SMSのAlphanumeric Sender IDのメモ

シンガポールの大手銀行のOCBCを騙ったフィッシングがシンガポール国内で深刻な被害をもたらしており、話題になっている。

手口としては、銀行のユーザーにフィッシング・リンク付きのSMSを送り、偽のOCBCのWebサイトに誘導してパスワード等を窃取するというものだが、特筆すべき点として攻撃者の送信した悪意のあるSMSが、銀行から送られた正規のSMSと同一のスレッド内に表示されたということが挙げられる。

一体どうしてそんなことが可能だったのか気になり、調べてみた。

SMSにはAlphanumeric Sender IDというフィールドがあり、このフィールドに任意の名前を指定してSMSを送信すると、送信元として電話番号の代わりにAlphanumeric Sender IDで指定した名前が表示される。

OCBCのフィッシングの場合、攻撃者はAlphanumeric Sender IDに"OCBC"と指定してユーザーにSMSを送信した。

この細工により、もしユーザーが過去にOCBCとSMSでやり取りしていた場合、攻撃者の送信したSMSが、その正規のスレッドに表示されてしまうらしい。(通常、SMSはSMS Aggregatorという仲介業者を介して送信されるが、送信者の認証とかはしていないっぽい?)

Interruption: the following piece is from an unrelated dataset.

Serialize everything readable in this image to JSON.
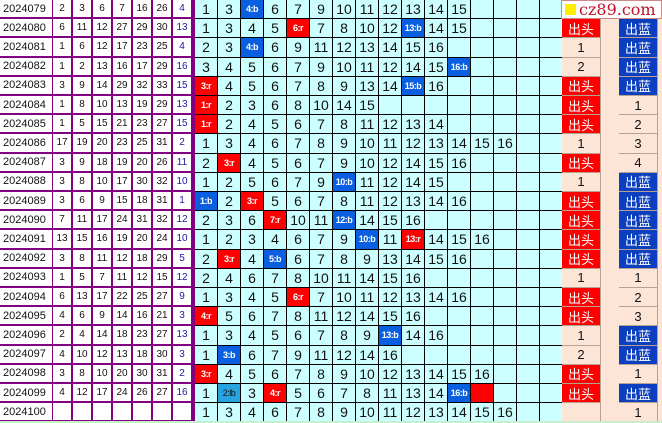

Alphanumeric Sender IDは採用している国としていない国があり、シンガポールは採用していた
おまけに2022年1月時点で、事前の登録無しで任意のAlphanumeric Sender IDを使用できる。つまり、やろうと思えば誰でもOCBCや他の組織を騙ってSMSを送信できる状態。

2021年の8月からInfocomm Media Development Authority (IMDA)がSMSのSender IDを保護するSingapore SMS SenderID protection registryという取り組みを始めた。企業や組織は自身が使用しているSender IDをこの保護サービスに登録することにより、第三者による悪用を防ぐことが出来る。(OCBCが保護サービスに加入していたかは不明。)

ちなみに日本も登録無しでAlphanumeric Sender IDを使用できる

日本では公的なやり取りにSMSを用いることは稀だと思うが、シンガポールではかなり一般的である。自分の使用しているDBS銀行も重要な通知をSMSでユーザーに飛ばしている。

自分にとっても他人事ではないので、注意していきたい。